Senza stimar di mezza notte andai
     De nemici, ò del tempo alcun periglio.
     Dove il Frigio Dolon per via trovai,
     Che ’l Greco anch’ei spiar volea consiglio.
     Conosciuto ch’io l’hebbi , in modo oprai,
     Che diede à l’alma sua dal corpo essiglio.
     Ma pria, che ’l fessi star per sempre cheto,
     Gli fei scoprir di Troia ogni secreto.

Quando, per riconoscer, prese l’arme
     Dolon le nostre fosse, e in campo venne,
     D’Achille (com’ei poi venne à contarme)
     I cavalli co’l carro in premio ottenne.
     Dunque vorrete voi quel don negarme,
     Che questa mano allhor salvo mantenne ?
     Dunque havrà l’arme Aiace, e non colui,
     Che salvò forse l’arme, il carro, e lui ?

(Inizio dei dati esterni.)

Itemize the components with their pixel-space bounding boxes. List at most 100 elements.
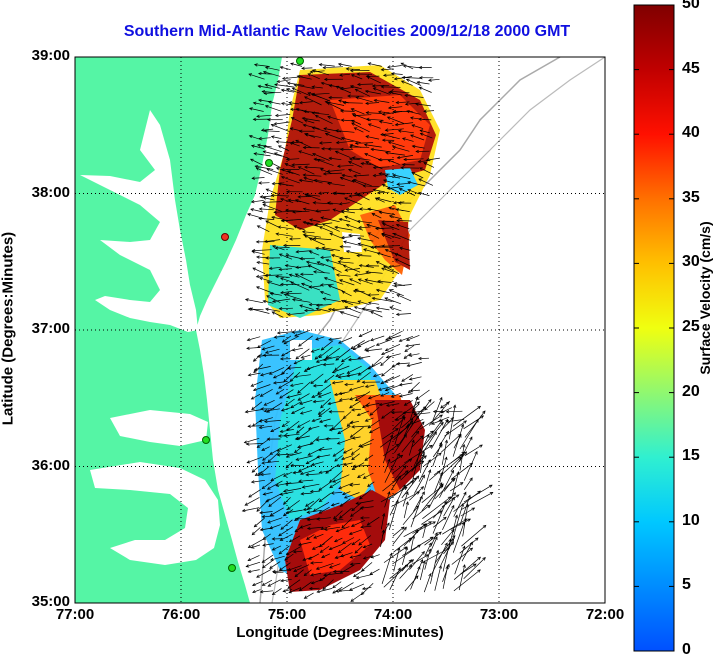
velocity-arrow-head: [322, 586, 327, 591]
velocity-arrow-head: [325, 437, 329, 441]
velocity-arrow: [379, 401, 395, 406]
velocity-arrow: [299, 179, 314, 183]
velocity-arrow: [318, 506, 330, 514]
velocity-arrow-head: [386, 65, 391, 69]
velocity-arrow-head: [259, 511, 263, 515]
velocity-arrow: [310, 561, 323, 564]
velocity-arrow-head: [392, 173, 396, 178]
velocity-arrow: [298, 150, 314, 157]
velocity-arrow-head: [331, 307, 335, 312]
velocity-arrow-head: [461, 521, 465, 526]
velocity-arrow-head: [419, 495, 423, 500]
velocity-arrow-head: [298, 129, 303, 133]
velocity-arrow-head: [392, 109, 397, 114]
velocity-arrow-head: [356, 412, 361, 417]
velocity-arrow: [300, 257, 315, 260]
velocity-arrow: [335, 150, 351, 158]
velocity-arrow-head: [328, 337, 332, 342]
velocity-arrow: [298, 479, 314, 482]
velocity-arrow-head: [253, 369, 257, 374]
velocity-arrow: [331, 307, 352, 311]
velocity-arrow-head: [252, 589, 256, 594]
velocity-arrow: [398, 130, 414, 134]
velocity-arrow-head: [260, 128, 265, 132]
velocity-arrow: [385, 249, 402, 257]
velocity-arrow-head: [262, 492, 267, 496]
velocity-arrow: [303, 234, 322, 238]
velocity-arrow-head: [445, 418, 449, 423]
velocity-arrow: [342, 537, 355, 544]
velocity-arrow: [410, 134, 425, 141]
velocity-arrow: [334, 362, 344, 371]
velocity-arrow: [256, 438, 270, 448]
velocity-arrow: [365, 403, 380, 407]
velocity-arrow-head: [293, 449, 298, 454]
velocity-arrow-head: [295, 356, 299, 360]
velocity-arrow-head: [316, 589, 321, 594]
velocity-arrow-head: [380, 67, 385, 72]
velocity-arrow: [442, 505, 455, 531]
velocity-arrow-head: [263, 91, 268, 96]
velocity-arrow-head: [320, 526, 325, 531]
velocity-arrow: [256, 167, 273, 175]
velocity-arrow-head: [340, 118, 345, 122]
velocity-arrow-head: [262, 543, 266, 547]
velocity-arrow: [323, 363, 335, 366]
velocity-arrow: [281, 364, 292, 375]
velocity-arrow-head: [460, 502, 464, 507]
velocity-arrow-head: [339, 87, 344, 91]
velocity-arrow-head: [488, 484, 493, 488]
velocity-arrow: [349, 400, 361, 409]
velocity-arrow: [339, 218, 351, 222]
velocity-arrow: [286, 546, 301, 556]
velocity-arrow-head: [288, 590, 293, 594]
velocity-arrow: [339, 202, 350, 205]
velocity-arrow: [351, 519, 366, 527]
velocity-arrow: [283, 335, 300, 345]
velocity-arrow-head: [405, 501, 409, 505]
velocity-arrow: [260, 473, 271, 476]
velocity-arrow: [270, 426, 281, 432]
velocity-arrow-head: [397, 129, 402, 133]
velocity-arrow: [291, 117, 304, 124]
velocity-arrow: [253, 353, 263, 362]
velocity-arrow-head: [284, 482, 289, 486]
velocity-arrow-head: [295, 517, 299, 521]
velocity-arrow-head: [314, 356, 319, 360]
velocity-arrow: [287, 366, 302, 369]
velocity-arrow: [389, 306, 402, 312]
velocity-arrow-head: [331, 370, 336, 374]
velocity-arrow: [259, 208, 274, 211]
velocity-arrow-head: [362, 184, 367, 188]
velocity-arrow-head: [471, 507, 476, 511]
velocity-arrow-head: [300, 492, 305, 496]
velocity-arrow-head: [308, 556, 312, 560]
velocity-arrow-head: [343, 299, 347, 304]
velocity-arrow: [367, 516, 380, 526]
velocity-arrow-head: [444, 439, 449, 444]
velocity-arrow: [308, 264, 326, 274]
velocity-arrow-head: [381, 373, 385, 377]
velocity-arrow: [403, 352, 412, 359]
velocity-arrow-head: [282, 589, 287, 593]
velocity-arrow-head: [427, 459, 431, 463]
velocity-arrow: [412, 145, 425, 149]
velocity-arrow: [393, 233, 411, 241]
velocity-arrow-head: [292, 550, 297, 554]
velocity-arrow: [324, 374, 335, 383]
velocity-arrow-head: [320, 404, 324, 409]
velocity-arrow: [395, 258, 411, 267]
velocity-arrow: [357, 83, 374, 85]
velocity-arrow-head: [327, 115, 331, 119]
velocity-arrow: [341, 455, 354, 460]
velocity-arrow: [343, 448, 353, 454]
velocity-arrow-head: [307, 73, 312, 77]
velocity-arrow: [285, 398, 295, 406]
velocity-arrow: [326, 259, 344, 266]
velocity-arrow: [334, 455, 343, 462]
velocity-arrow: [423, 110, 435, 112]
velocity-arrow-head: [364, 418, 369, 422]
velocity-arrow-head: [311, 126, 316, 130]
velocity-arrow-head: [318, 413, 323, 418]
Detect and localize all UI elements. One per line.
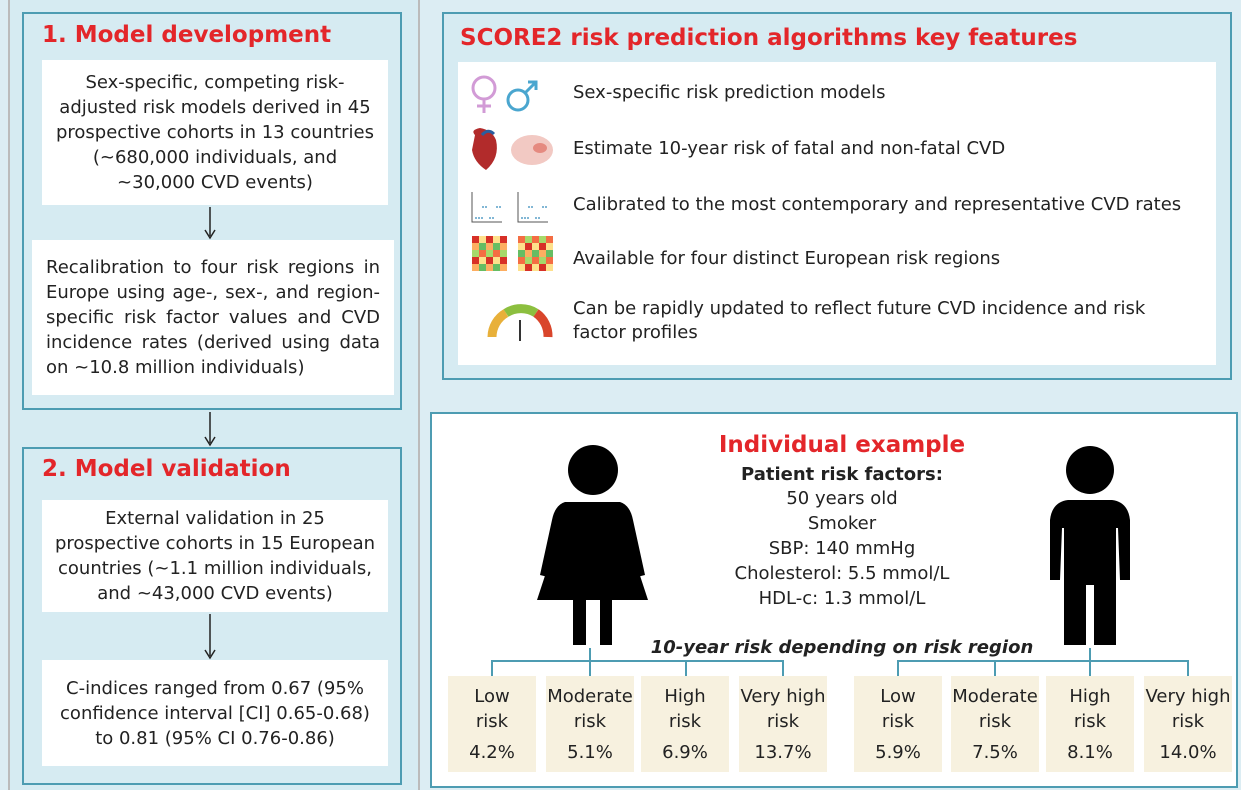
factor: 50 years old bbox=[640, 486, 1044, 511]
panel-title: SCORE2 risk prediction algorithms key fe… bbox=[460, 25, 1077, 51]
step-box: Sex-specific, competing risk-adjusted ri… bbox=[42, 60, 388, 205]
risk-label: Very high risk bbox=[739, 684, 827, 734]
risk-value: 14.0% bbox=[1144, 742, 1232, 764]
risk-box: High risk 8.1% bbox=[1046, 676, 1134, 772]
feature-text: Can be rapidly updated to reflect future… bbox=[573, 297, 1193, 345]
infographic: 1. Model development Sex-specific, compe… bbox=[0, 0, 1241, 790]
risk-value: 4.2% bbox=[448, 742, 536, 764]
factor: SBP: 140 mmHg bbox=[640, 536, 1044, 561]
feature-text: Estimate 10-year risk of fatal and non-f… bbox=[573, 137, 1193, 161]
risk-box: Low risk 4.2% bbox=[448, 676, 536, 772]
feature-text: Available for four distinct European ris… bbox=[573, 247, 1193, 271]
factor: HDL-c: 1.3 mmol/L bbox=[640, 586, 1044, 611]
factors-title: Patient risk factors: bbox=[640, 462, 1044, 487]
step-box: Recalibration to four risk regions in Eu… bbox=[32, 240, 394, 395]
risk-label: High risk bbox=[641, 684, 729, 734]
risk-value: 7.5% bbox=[951, 742, 1039, 764]
feature-text: Sex-specific risk prediction models bbox=[573, 81, 1193, 105]
risk-label: Very high risk bbox=[1144, 684, 1232, 734]
risk-box: Moderate risk 5.1% bbox=[546, 676, 634, 772]
panel-title: 2. Model validation bbox=[42, 456, 291, 482]
feature-text: Calibrated to the most contemporary and … bbox=[573, 193, 1193, 217]
risk-value: 6.9% bbox=[641, 742, 729, 764]
risk-box: Low risk 5.9% bbox=[854, 676, 942, 772]
example-title: Individual example bbox=[640, 432, 1044, 458]
risk-value: 5.1% bbox=[546, 742, 634, 764]
risk-box: Very high risk 14.0% bbox=[1144, 676, 1232, 772]
risk-box: High risk 6.9% bbox=[641, 676, 729, 772]
panel-title: 1. Model development bbox=[42, 22, 331, 48]
step-box: C-indices ranged from 0.67 (95% confiden… bbox=[42, 660, 388, 766]
risk-label: Low risk bbox=[854, 684, 942, 734]
risk-value: 13.7% bbox=[739, 742, 827, 764]
risk-label: Moderate risk bbox=[546, 684, 634, 734]
risk-box: Very high risk 13.7% bbox=[739, 676, 827, 772]
factor: Cholesterol: 5.5 mmol/L bbox=[640, 561, 1044, 586]
risk-caption: 10-year risk depending on risk region bbox=[600, 635, 1084, 660]
risk-value: 5.9% bbox=[854, 742, 942, 764]
risk-value: 8.1% bbox=[1046, 742, 1134, 764]
step-box: External validation in 25 prospective co… bbox=[42, 500, 388, 612]
risk-label: Low risk bbox=[448, 684, 536, 734]
risk-label: High risk bbox=[1046, 684, 1134, 734]
risk-label: Moderate risk bbox=[951, 684, 1039, 734]
risk-box: Moderate risk 7.5% bbox=[951, 676, 1039, 772]
factor: Smoker bbox=[640, 511, 1044, 536]
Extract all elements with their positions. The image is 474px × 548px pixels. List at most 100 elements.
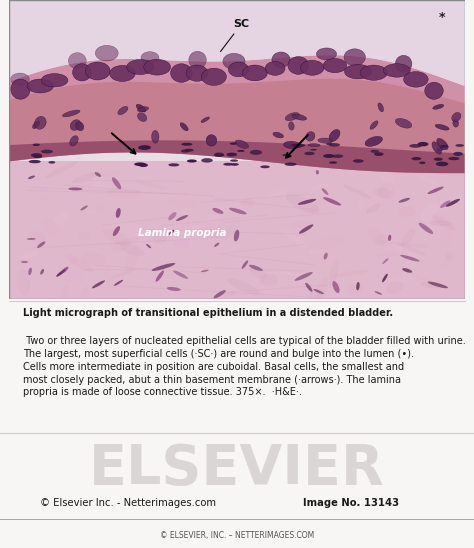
Ellipse shape <box>453 152 463 156</box>
Ellipse shape <box>236 218 253 242</box>
Ellipse shape <box>323 59 346 73</box>
Ellipse shape <box>25 246 48 250</box>
Ellipse shape <box>36 196 53 201</box>
Ellipse shape <box>366 203 381 214</box>
Ellipse shape <box>389 287 408 297</box>
Ellipse shape <box>118 106 128 115</box>
Ellipse shape <box>31 153 42 157</box>
Ellipse shape <box>284 163 297 166</box>
Ellipse shape <box>283 230 309 248</box>
Ellipse shape <box>230 142 237 145</box>
Ellipse shape <box>114 280 123 286</box>
Ellipse shape <box>395 246 419 261</box>
Ellipse shape <box>345 64 372 79</box>
Ellipse shape <box>189 52 206 68</box>
Ellipse shape <box>367 228 386 247</box>
Ellipse shape <box>68 53 86 69</box>
Ellipse shape <box>68 256 77 266</box>
Ellipse shape <box>108 188 140 197</box>
Ellipse shape <box>332 270 370 277</box>
Ellipse shape <box>440 145 448 147</box>
Ellipse shape <box>141 52 159 64</box>
Ellipse shape <box>407 271 439 286</box>
Ellipse shape <box>273 132 283 138</box>
Ellipse shape <box>301 60 324 75</box>
Ellipse shape <box>224 247 253 262</box>
Ellipse shape <box>116 220 145 236</box>
Ellipse shape <box>293 145 301 148</box>
Ellipse shape <box>418 142 428 146</box>
Ellipse shape <box>325 270 333 293</box>
Ellipse shape <box>308 182 330 190</box>
Ellipse shape <box>448 195 465 205</box>
Ellipse shape <box>382 273 388 282</box>
Ellipse shape <box>223 163 233 165</box>
Ellipse shape <box>249 266 267 278</box>
Ellipse shape <box>374 152 383 156</box>
Ellipse shape <box>260 165 270 168</box>
Ellipse shape <box>63 110 80 117</box>
Ellipse shape <box>134 162 146 166</box>
Ellipse shape <box>78 232 91 241</box>
Ellipse shape <box>234 230 239 241</box>
Ellipse shape <box>283 141 301 149</box>
Ellipse shape <box>453 119 458 127</box>
Ellipse shape <box>317 203 341 225</box>
Ellipse shape <box>446 199 460 207</box>
Ellipse shape <box>183 192 204 207</box>
Ellipse shape <box>214 290 226 298</box>
Ellipse shape <box>221 230 259 236</box>
Polygon shape <box>9 55 465 173</box>
Ellipse shape <box>371 150 379 153</box>
Ellipse shape <box>198 226 227 238</box>
Text: Light micrograph of transitional epithelium in a distended bladder.: Light micrograph of transitional epithel… <box>23 308 393 318</box>
Ellipse shape <box>137 107 149 112</box>
Ellipse shape <box>360 65 387 80</box>
Ellipse shape <box>173 239 190 248</box>
Ellipse shape <box>317 48 337 60</box>
Ellipse shape <box>285 112 299 121</box>
Ellipse shape <box>138 163 148 167</box>
Ellipse shape <box>82 213 104 222</box>
Ellipse shape <box>332 281 339 293</box>
Ellipse shape <box>184 149 194 152</box>
Ellipse shape <box>125 247 139 270</box>
Bar <box>9 161 465 299</box>
Ellipse shape <box>110 269 135 279</box>
Ellipse shape <box>332 155 343 158</box>
Ellipse shape <box>386 281 403 294</box>
Ellipse shape <box>456 144 464 147</box>
Ellipse shape <box>92 281 105 288</box>
Ellipse shape <box>329 161 337 164</box>
Ellipse shape <box>343 185 371 198</box>
Ellipse shape <box>398 243 426 255</box>
Ellipse shape <box>316 170 319 174</box>
Ellipse shape <box>37 242 46 248</box>
Ellipse shape <box>70 136 78 146</box>
Ellipse shape <box>315 277 328 301</box>
Ellipse shape <box>17 270 30 295</box>
Ellipse shape <box>299 224 313 233</box>
Ellipse shape <box>201 68 227 85</box>
Ellipse shape <box>240 198 255 207</box>
Ellipse shape <box>400 255 419 261</box>
Ellipse shape <box>374 188 395 198</box>
Ellipse shape <box>437 146 447 151</box>
Ellipse shape <box>295 272 313 281</box>
Ellipse shape <box>81 253 106 265</box>
Ellipse shape <box>435 124 449 130</box>
Ellipse shape <box>181 150 190 153</box>
Ellipse shape <box>11 79 30 99</box>
Ellipse shape <box>428 186 444 194</box>
Ellipse shape <box>167 287 181 291</box>
Ellipse shape <box>288 56 309 75</box>
Ellipse shape <box>136 229 150 255</box>
Ellipse shape <box>284 222 307 234</box>
Ellipse shape <box>76 286 90 305</box>
Ellipse shape <box>155 271 164 282</box>
Ellipse shape <box>378 103 383 112</box>
Ellipse shape <box>276 178 311 183</box>
Ellipse shape <box>171 64 192 82</box>
Ellipse shape <box>76 122 84 131</box>
Ellipse shape <box>313 289 324 294</box>
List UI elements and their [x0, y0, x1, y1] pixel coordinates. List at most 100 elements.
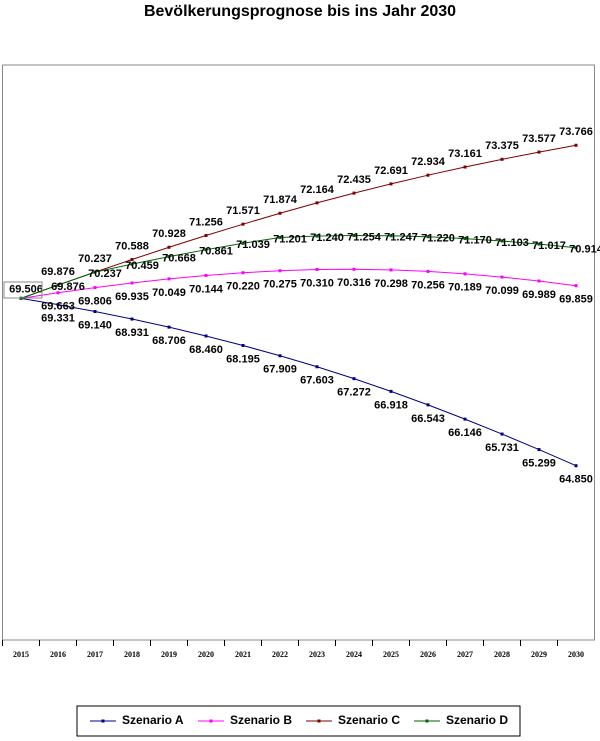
data-point	[130, 317, 134, 321]
x-tick-label: 2023	[309, 650, 325, 659]
data-point	[315, 234, 319, 238]
x-tick-label: 2024	[346, 650, 362, 659]
data-point	[389, 234, 393, 238]
data-point	[93, 286, 97, 290]
data-point	[426, 235, 430, 239]
value-label: 68.195	[226, 353, 260, 365]
x-tick-label: 2030	[568, 650, 584, 659]
data-point	[426, 173, 430, 177]
data-point	[574, 246, 578, 250]
data-point	[574, 464, 578, 468]
value-label: 73.161	[448, 148, 482, 160]
value-label: 64.850	[559, 474, 593, 486]
value-label: 70.459	[125, 260, 159, 272]
x-tick-label: 2021	[235, 650, 251, 659]
value-label: 70.189	[448, 282, 482, 294]
data-point	[241, 241, 245, 245]
value-label: 72.164	[300, 184, 335, 196]
data-point	[241, 271, 245, 275]
data-point	[167, 245, 171, 249]
x-tick-label: 2017	[87, 650, 103, 659]
data-point	[352, 191, 356, 195]
data-point	[463, 272, 467, 276]
data-point	[426, 403, 430, 407]
data-point	[537, 448, 541, 452]
x-tick-label: 2016	[50, 650, 66, 659]
value-label: 66.543	[411, 413, 445, 425]
value-label: 67.909	[263, 364, 297, 376]
data-point	[56, 291, 60, 295]
series-line	[20, 144, 577, 299]
data-point	[463, 165, 467, 169]
value-label: 70.049	[152, 287, 186, 299]
data-point	[352, 267, 356, 271]
value-label: 69.506	[9, 283, 43, 295]
value-label: 70.237	[78, 253, 112, 265]
value-label: 71.874	[263, 194, 298, 206]
x-tick-label: 2025	[383, 650, 399, 659]
value-label: 73.766	[559, 126, 593, 138]
value-label: 73.577	[522, 133, 556, 145]
data-point	[278, 211, 282, 215]
x-tick-label: 2022	[272, 650, 288, 659]
value-label: 70.144	[189, 283, 224, 295]
value-label: 67.272	[337, 387, 371, 399]
legend	[76, 705, 521, 737]
value-label: 68.460	[189, 344, 223, 356]
data-point	[167, 277, 171, 281]
chart-title: Bevölkerungsprognose bis ins Jahr 2030	[144, 3, 456, 20]
data-point	[130, 281, 134, 285]
data-point	[463, 237, 467, 241]
value-label: 71.571	[226, 205, 260, 217]
data-point	[500, 275, 504, 279]
data-point	[574, 143, 578, 147]
x-tick-label: 2026	[420, 650, 436, 659]
data-point	[204, 248, 208, 252]
value-label: 69.806	[78, 296, 112, 308]
data-point	[204, 273, 208, 277]
value-label: 70.220	[226, 281, 260, 293]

Riconosciuto havea già tutto, e inteso,
     Potea de l’honor mio tornar contento;
     Ma tutto al ben comun disposto, e inteso
     Maggior per voi mostrar volli ardimento.
     Ne le superbe tende entrai di Rheso,
     E tolsi à lui co’ suoi l’aura, e l’accento;
     E poi che i suoi cavalli, e ’l carro io tolsi ,
     Co’l debito trionfo à noi rivolsi.

Ma che dirò del Licio Sarpedone?
     Io pur la forte sua già ruppi insegna.
     D’Alastor, di Pritan, di Ceranone
     La parte al carnal vel tolsi più degna.
     Io mandai Cromio, Alcandro, Halio, e Neomone
     Dove l’infernal Dio comanda, e regna.
     Tutti gli uccisi suoi guerrier più forti,
     Voi sapete, s’è vero, e quanto importi.

Un’altra volta il buon Chersidamante,
     Co’l feroce Toone à morte diedi.
     E di quei, benche Charope hebbe avante,
     Fei da quel giorno in quà goder gli heredi.
     Poi verso d’Eunomon volsi le piante,
     E senz’alma me ’l fei cadere à piedi.
     Fei di molt’altri anchor le forze dome,
     Ch’eran guerrier privati, e senza nome.

Mandai molt’alme al tenebroso regno,
     Come sapete voi sì ben, com’io:
     Ma mi costò, che l’inimico sdegno
     Volle il sangue veder del petto mio.
     E quando no ’l credeste, eccovi il segno.
     (Et in questo parlar la veste aprio)
     Di qui (dapoi sogiunse) il sangue aspergo,
     Mostro à nemici il petto, e non il tergo.

Ma non vi potrà già nel decim’anno
     Aiace dimostrar, che in questa guerra,
     Havesse mai nel suo corpo alcun danno,
     Non mai del sangue suo sparse la terra.
     Facciasi innanzi anch’egli, et apra il panno,
     S’alcuna cicatrice asconde, e serra.
     E s’alcun vorrà dir, ch’ei sia fatato,
     Difendan me quell’arme, Aiace il fato.

Confesso ben, che contra il forte Hettorre
     S’oppose per salvar le nostre navi.
     Ma se vuol tutta à se tal gloria torre,
     Mi par, che l’honor vostro in tutto aggravi.
     Quant’altri anchor se stessi andaro à opporre
     Al forte Hettor con l’arrestati travi ?
     Patroclo fe quel dì con l’arme altrui
     Contra il campo Troian non men di lui.